Christopher Woodward, standing beside the museum's huge scale model of the city, points out the areas worst affected. 'The houses knocked down were mostly artisan terraces - no grand buildings were touched.'

It is now extraordinary to think, however, that as little as 30 or 40 years ago the city's fathers were happy to demolish rows of intricate and intimate Georgian houses to make way for immense and ugly council flats.

Despite the work of the demolishers, Bath remains the most complete Georgian city in Britain. It was the first planned city outside London, unique with its arrangement of square, circus and crescent all built to John Wood's plan, and each one an architectural innovation. Wood's Circus was the first, from which all the others were developed.

John Wood the elder (his son, John Wood the younger, completed the job) was a legend in his 18th- century lifetime. Born as a lowly builder's son, he went to London, taught himself architecture and returned to Bath to win something worth more than a fortune in those days: a place in high society.

It is a surprise, therefore, to discover that in some ways he was a few ashlar blocks short of a pediment. He was convinced that Bath was a druidic city, founded in pre- Roman times by the mythical English king Bladud, father to King Lear. He was also of the opinion that the Greek god Apollo used Bath as his summer residence, being wont to frolic on the river meadows next to what is now the Sainsbury's building in Green Park.

Wood's druidic beliefs were incorporated in the design for his Circus, which was built to the exact dimensions of the stone circle at Stonehenge.

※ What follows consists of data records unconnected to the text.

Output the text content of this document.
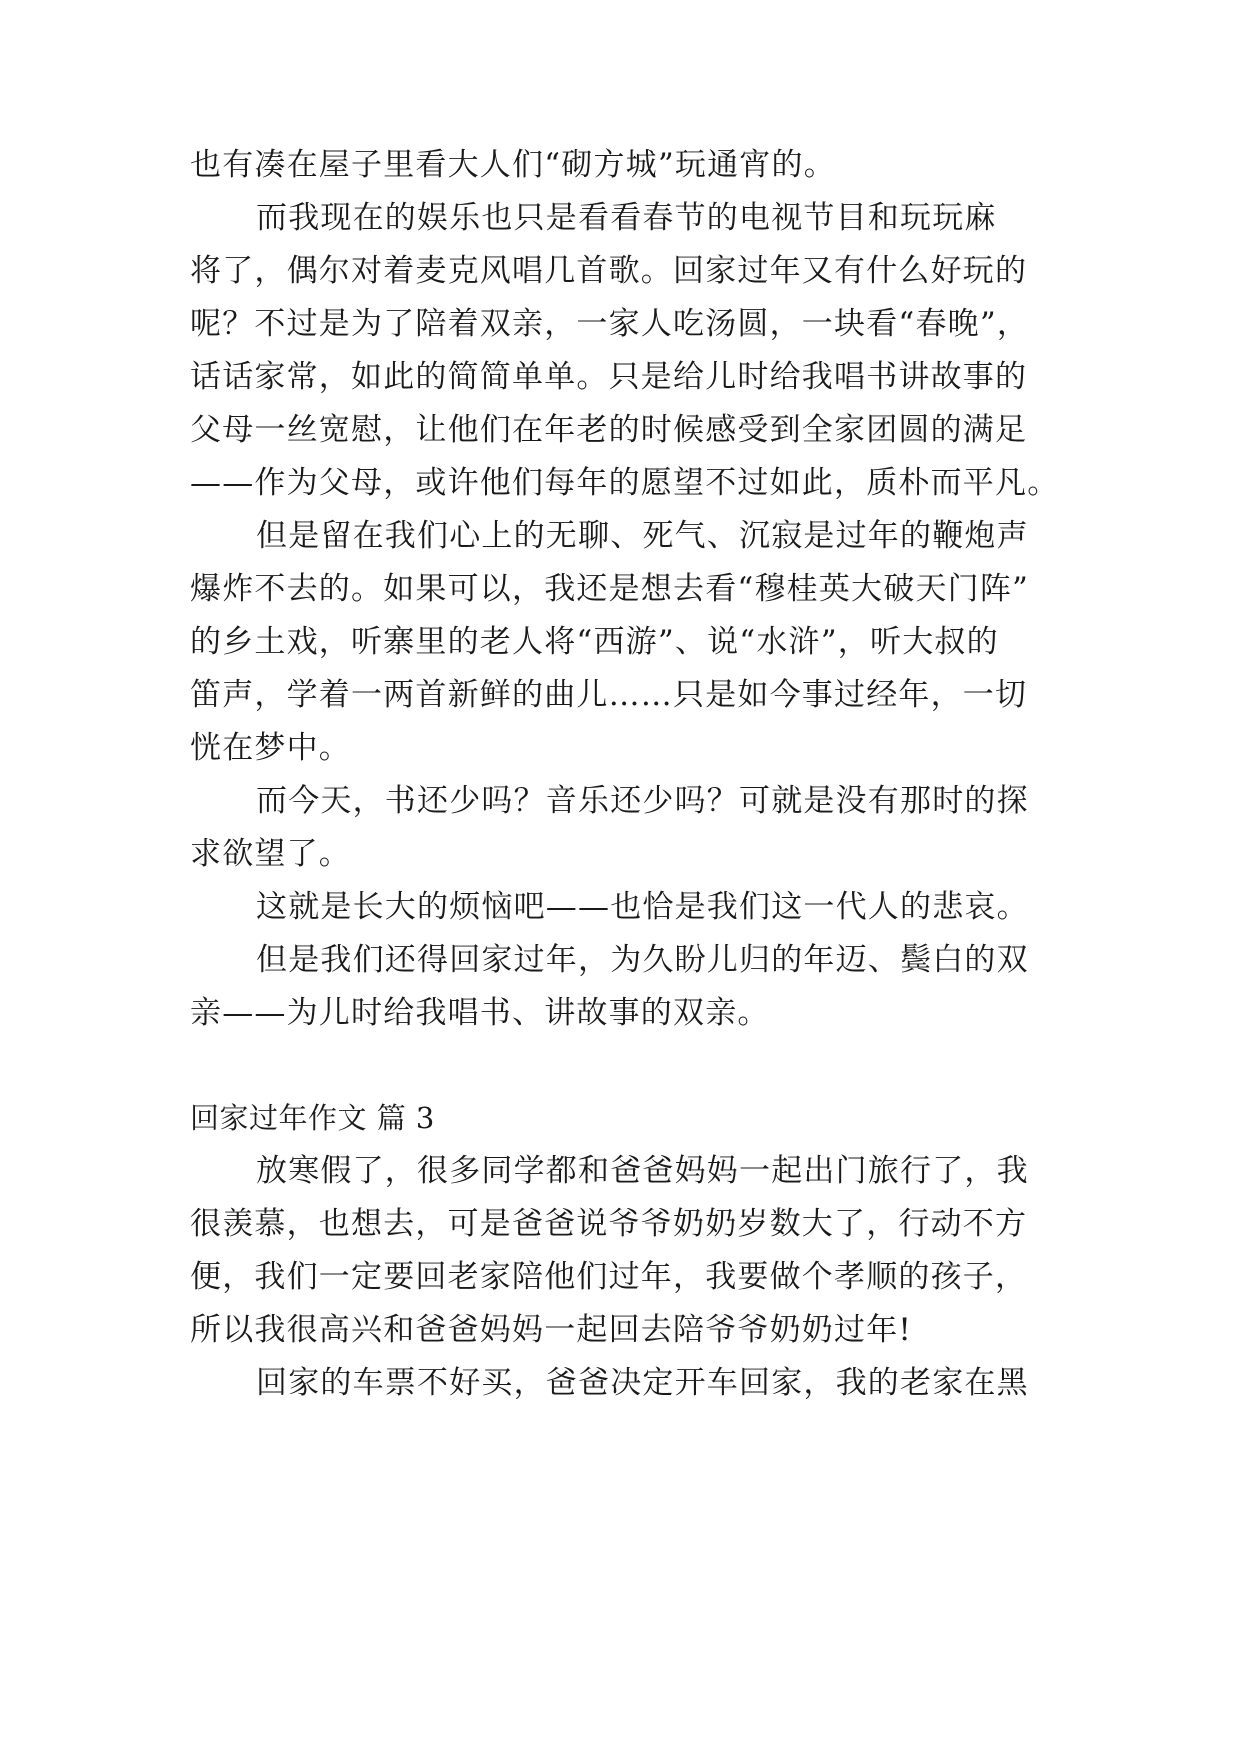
也有凑在屋子里看大人们“砌方城”玩通宵的。
而我现在的娱乐也只是看看春节的电视节目和玩玩麻
将了，偶尔对着麦克风唱几首歌。回家过年又有什么好玩的
呢？不过是为了陪着双亲，一家人吃汤圆，一块看“春晚”，
话话家常，如此的简简单单。只是给儿时给我唱书讲故事的
父母一丝宽慰，让他们在年老的时候感受到全家团圆的满足
——作为父母，或许他们每年的愿望不过如此，质朴而平凡。
但是留在我们心上的无聊、死气、沉寂是过年的鞭炮声
爆炸不去的。如果可以，我还是想去看“穆桂英大破天门阵”
的乡土戏，听寨里的老人将“西游”、说“水浒”，听大叔的
笛声，学着一两首新鲜的曲儿……只是如今事过经年，一切
恍在梦中。
而今天，书还少吗？音乐还少吗？可就是没有那时的探
求欲望了。
这就是长大的烦恼吧——也恰是我们这一代人的悲哀。
但是我们还得回家过年，为久盼儿归的年迈、鬓白的双
亲——为儿时给我唱书、讲故事的双亲。
回家过年作文 篇 3
放寒假了，很多同学都和爸爸妈妈一起出门旅行了，我
很羡慕，也想去，可是爸爸说爷爷奶奶岁数大了，行动不方
便，我们一定要回老家陪他们过年，我要做个孝顺的孩子，
所以我很高兴和爸爸妈妈一起回去陪爷爷奶奶过年!
回家的车票不好买，爸爸决定开车回家，我的老家在黑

Surprisingly, it is only recently that Bath's Georgian houses have become very expensive. A grand house in New Sydney Place when it was built in 1808 would have cost pounds 1,600, which was expensive - about as high a price as houses reached in Bath at that time, Mr Woodward says. It wasn't until the Fifties that this same house was once again worth as much as pounds 1,600. Today Mr Woodward estimates that it would be sold for about pounds 800,000.

No doubt John Wood would find this hard to believe - harder even than the idea of Apollo popping into the local Sainsbury's for a bottle of retsina.